A woman walks in.  She sports gigantic shades and twig-thin limbs.  She looks disapprovingly at the line.  Then at her cellphone.  Line.  Cellphone.  Her dog is sniffing someone else’s butt, his nose parked an inch behind the black denim pants of this craven-looking multi-tattooed rockstar man-waif.  Looks like the dog likes what he smells.

This is my purgatory for failing out of school: running drinks for the overpossessed.  I trip at least once a day on my huge feet, but I can’t make even that funny.  People just feel bad for me.  Someone will come and try to help me up and I’ll snap at them like a doberman.  A miniature one, with a stupid bowtie.  Yes, I failed out of clown school.

And that time a poorly minded two-year-old slapped a bundt cake across the room and I caught it with a no-look backhanded grab just before it knocked a double-tall drink onto somebody’s dual-core laptop, and the whole place erupted in a great ovation?  I just stood there, and growled at that two-year-old and his sheepish mother, and I fired waves of angry inflatable cruise missiles at them with my gorgeous, beady blue eyes.

Sometimes a guy will try and pick me up, and I’ll let him down so fast it seems gentle.  Then, from a distance, I’ll watch him ponder the honey in my voice and realize it’s sweet because it’s poison.  Then he falls without a net.  Even that, it’s not really that funny.  I’m the only one in this place who’s not happily bored.  But no one goes to coffeeshops to entertain other people, do they?  They go to get beverages and swap glances and be cool.  Let me tell you something: funny may be cool, but cool is not funny.

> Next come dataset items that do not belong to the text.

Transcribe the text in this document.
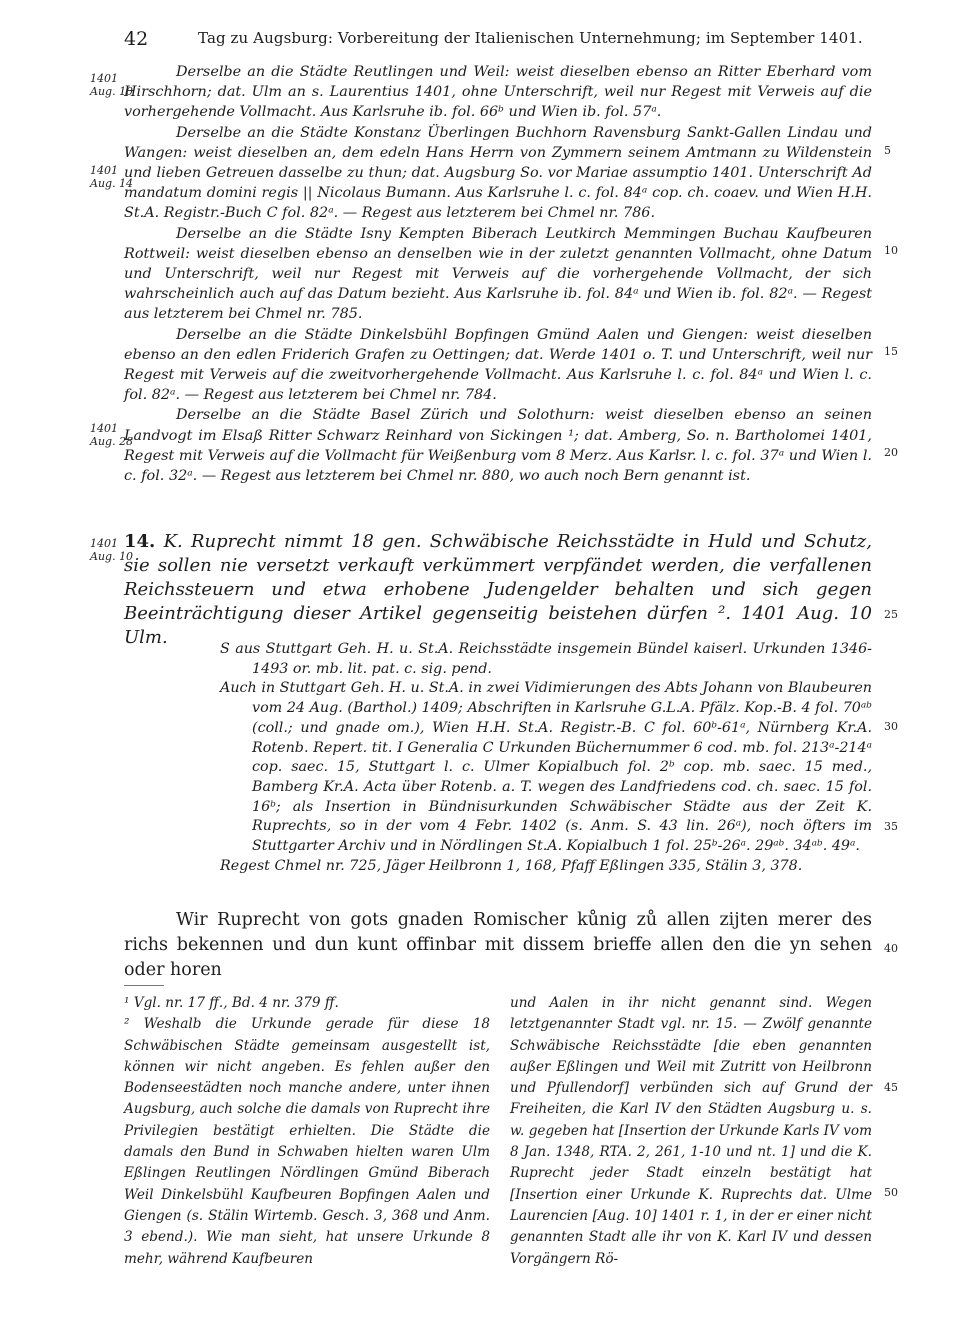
42	Tag zu Augsburg: Vorbereitung der Italienischen Unternehmung; im September 1401.
1401
Aug. 10
1401
Aug. 14
1401
Aug. 28
1401
Aug. 10
5
10
15
20
25
30
35
40
45
50

Derselbe an die Städte Reutlingen und Weil: weist dieselben ebenso an Ritter Eberhard vom Hirschhorn; dat. Ulm an s. Laurentius 1401, ohne Unterschrift, weil nur Regest mit Verweis auf die vorhergehende Vollmacht. Aus Karlsruhe ib. fol. 66ᵇ und Wien ib. fol. 57ᵃ.

Derselbe an die Städte Konstanz Überlingen Buchhorn Ravensburg Sankt-Gallen Lindau und Wangen: weist dieselben an, dem edeln Hans Herrn von Zymmern seinem Amtmann zu Wildenstein und lieben Getreuen dasselbe zu thun; dat. Augsburg So. vor Mariae assumptio 1401. Unterschrift Ad mandatum domini regis || Nicolaus Bumann. Aus Karlsruhe l. c. fol. 84ᵃ cop. ch. coaev. und Wien H.H. St.A. Registr.-Buch C fol. 82ᵃ. — Regest aus letzterem bei Chmel nr. 786.

Derselbe an die Städte Isny Kempten Biberach Leutkirch Memmingen Buchau Kaufbeuren Rottweil: weist dieselben ebenso an denselben wie in der zuletzt genannten Vollmacht, ohne Datum und Unterschrift, weil nur Regest mit Verweis auf die vorhergehende Vollmacht, der sich wahrscheinlich auch auf das Datum bezieht. Aus Karlsruhe ib. fol. 84ᵃ und Wien ib. fol. 82ᵃ. — Regest aus letzterem bei Chmel nr. 785.

Derselbe an die Städte Dinkelsbühl Bopfingen Gmünd Aalen und Giengen: weist dieselben ebenso an den edlen Friderich Grafen zu Oettingen; dat. Werde 1401 o. T. und Unterschrift, weil nur Regest mit Verweis auf die zweitvorhergehende Vollmacht. Aus Karlsruhe l. c. fol. 84ᵃ und Wien l. c. fol. 82ᵃ. — Regest aus letzterem bei Chmel nr. 784.

Derselbe an die Städte Basel Zürich und Solothurn: weist dieselben ebenso an seinen Landvogt im Elsaß Ritter Schwarz Reinhard von Sickingen ¹; dat. Amberg, So. n. Bartholomei 1401, Regest mit Verweis auf die Vollmacht für Weißenburg vom 8 Merz. Aus Karlsr. l. c. fol. 37ᵃ und Wien l. c. fol. 32ᵃ. — Regest aus letzterem bei Chmel nr. 880, wo auch noch Bern genannt ist.

14. K. Ruprecht nimmt 18 gen. Schwäbische Reichsstädte in Huld und Schutz, sie sollen nie versetzt verkauft verkümmert verpfändet werden, die verfallenen Reichssteuern und etwa erhobene Judengelder behalten und sich gegen Beeinträchtigung dieser Artikel gegenseitig beistehen dürfen ². 1401 Aug. 10 Ulm.

S aus Stuttgart Geh. H. u. St.A. Reichsstädte insgemein Bündel kaiserl. Urkunden 1346-1493 or. mb. lit. pat. c. sig. pend.

Auch in Stuttgart Geh. H. u. St.A. in zwei Vidimierungen des Abts Johann von Blaubeuren vom 24 Aug. (Barthol.) 1409; Abschriften in Karlsruhe G.L.A. Pfälz. Kop.-B. 4 fol. 70ᵃᵇ (coll.; und gnade om.), Wien H.H. St.A. Registr.-B. C fol. 60ᵇ-61ᵃ, Nürnberg Kr.A. Rotenb. Repert. tit. I Generalia C Urkunden Büchernummer 6 cod. mb. fol. 213ᵃ-214ᵃ cop. saec. 15, Stuttgart l. c. Ulmer Kopialbuch fol. 2ᵇ cop. mb. saec. 15 med., Bamberg Kr.A. Acta über Rotenb. a. T. wegen des Landfriedens cod. ch. saec. 15 fol. 16ᵇ; als Insertion in Bündnisurkunden Schwäbischer Städte aus der Zeit K. Ruprechts, so in der vom 4 Febr. 1402 (s. Anm. S. 43 lin. 26ᵃ), noch öfters im Stuttgarter Archiv und in Nördlingen St.A. Kopialbuch 1 fol. 25ᵇ-26ᵃ. 29ᵃᵇ. 34ᵃᵇ. 49ᵃ.

Regest Chmel nr. 725, Jäger Heilbronn 1, 168, Pfaff Eßlingen 335, Stälin 3, 378.

Wir Ruprecht von gots gnaden Romischer kůnig zů allen zijten merer des richs bekennen und dun kunt offinbar mit dissem brieffe allen den die yn sehen oder horen

¹ Vgl. nr. 17 ff., Bd. 4 nr. 379 ff.

² Weshalb die Urkunde gerade für diese 18 Schwäbischen Städte gemeinsam ausgestellt ist, können wir nicht angeben. Es fehlen außer den Bodenseestädten noch manche andere, unter ihnen Augsburg, auch solche die damals von Ruprecht ihre Privilegien bestätigt erhielten. Die Städte die damals den Bund in Schwaben hielten waren Ulm Eßlingen Reutlingen Nördlingen Gmünd Biberach Weil Dinkelsbühl Kaufbeuren Bopfingen Aalen und Giengen (s. Stälin Wirtemb. Gesch. 3, 368 und Anm. 3 ebend.). Wie man sieht, hat unsere Urkunde 8 mehr, während Kaufbeuren

und Aalen in ihr nicht genannt sind. Wegen letztgenannter Stadt vgl. nr. 15. — Zwölf genannte Schwäbische Reichsstädte [die eben genannten außer Eßlingen und Weil mit Zutritt von Heilbronn und Pfullendorf] verbünden sich auf Grund der Freiheiten, die Karl IV den Städten Augsburg u. s. w. gegeben hat [Insertion der Urkunde Karls IV vom 8 Jan. 1348, RTA. 2, 261, 1-10 und nt. 1] und die K. Ruprecht jeder Stadt einzeln bestätigt hat [Insertion einer Urkunde K. Ruprechts dat. Ulme Laurencien [Aug. 10] 1401 r. 1, in der er einer nicht genannten Stadt alle ihr von K. Karl IV und dessen Vorgängern Rö-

And maybe that’s it.  Maybe I was too cool for school.  Maybe none of these people are funny because I’m not funny, and I’m stuck in a solipsistic humorless death-spiral.  It was either this or working underground as an unlicensed party clown, and maybe I can’t do that because I have just a shred too much self-respect.  Just like everyone else in here, self-consciously melting into the well-worn furniture of this silent-picture salon drama.

Did I mention the art on the walls?  That’s a little bit funny.